A recent alliance with Hungary and its right-wing leadership poses a significant threat to the EU and its goals of promoting democratic values. The increasingly cozy relationship between the two countries is legitimizing the viability of populist rule, Euroscepticism, and anti-immigration policies. Combined with Italy’s recent election results, it is fair to say a dangerous movement is developing throughout Europe and Brussels is struggling to react. Since the Law and Justice Party took power, there have been multiple instances where the EU has considered invoking Article 7 against Poland but this option is now essentially off the table since Hungary will prevent the unanimous vote required to activate Article 7 from passing. If the new Italian government chooses to ally with this populist coalition, it is likely that the European Union will be under immense pressure to take dramatic action against these anti-democratic forces.

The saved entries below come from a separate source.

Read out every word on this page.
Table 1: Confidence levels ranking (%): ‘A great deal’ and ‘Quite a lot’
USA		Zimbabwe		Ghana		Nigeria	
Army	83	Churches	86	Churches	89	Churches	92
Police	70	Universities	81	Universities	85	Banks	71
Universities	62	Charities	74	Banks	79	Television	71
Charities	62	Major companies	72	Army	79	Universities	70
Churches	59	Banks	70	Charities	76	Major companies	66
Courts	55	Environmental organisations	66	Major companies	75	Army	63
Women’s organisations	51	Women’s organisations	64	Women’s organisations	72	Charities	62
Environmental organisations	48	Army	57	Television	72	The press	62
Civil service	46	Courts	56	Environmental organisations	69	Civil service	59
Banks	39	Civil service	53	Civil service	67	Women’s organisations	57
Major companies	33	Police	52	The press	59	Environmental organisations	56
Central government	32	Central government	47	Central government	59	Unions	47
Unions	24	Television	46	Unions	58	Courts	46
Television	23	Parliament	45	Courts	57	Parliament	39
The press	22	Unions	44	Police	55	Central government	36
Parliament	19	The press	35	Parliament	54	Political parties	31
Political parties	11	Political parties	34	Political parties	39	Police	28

Poland’s Law and Justice Party checks all the boxes for what constitutes executive aggrandizement. As soon as it took power after the 2015 elections, Poland’s democratic institutions have been under siege. PiS has been systematically chipping away at all political obstacles through means that are technically legal, but are markedly undemocratic. Furthermore, PiS has been able to utilize populism in order to generate huge momentum for its authoritarian goals. By highlighting corruption, undermining the media, and stirring up fear of the refugee crisis, the Law and Justice Party was able to capture the hearts and minds of many Polish people. According to Pippa Norris, these actions constitute the greatest behavioral threat to democracy.
It is clear that Polish democracy is severely endangered. In order to rebuild its democratic institutions, it is likely that Poland will need assistance from outside actors. Unfortunately, the EU is struggling greatly in attempting to manage authoritarian populist governments and there is no clear solution in sight. For the time being, it feels like all that can be done is to wait and see if Poland again becomes a political trendsetter for Central and Eastern Europe.

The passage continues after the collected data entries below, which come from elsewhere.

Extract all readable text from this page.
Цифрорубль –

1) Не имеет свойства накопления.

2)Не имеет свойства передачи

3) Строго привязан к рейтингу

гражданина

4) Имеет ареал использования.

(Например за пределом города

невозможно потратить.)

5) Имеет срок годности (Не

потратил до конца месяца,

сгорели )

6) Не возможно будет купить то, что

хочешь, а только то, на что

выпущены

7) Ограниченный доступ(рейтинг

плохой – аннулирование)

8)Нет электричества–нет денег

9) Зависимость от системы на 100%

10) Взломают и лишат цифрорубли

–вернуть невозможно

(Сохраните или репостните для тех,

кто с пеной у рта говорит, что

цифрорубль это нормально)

Very interesting assessment of Poland’s democracy, albeit with very disturbing implications. It seems quite clear that the Law and Justice Party is quickly undermining democracy in Poland, especially given its manipulation of electoral laws and judicial system in its favor. What I find most compelling is the suggestion of a sort of backsliding coalition within the EU in which authoritarian leaders/parties from different European countries work together to ensure that the EU cannot effectively halt the backsliding process. It raises serious questions about the true power of the EU in maintaining democracy, and who or what will be able to maintain it if the EU can’t.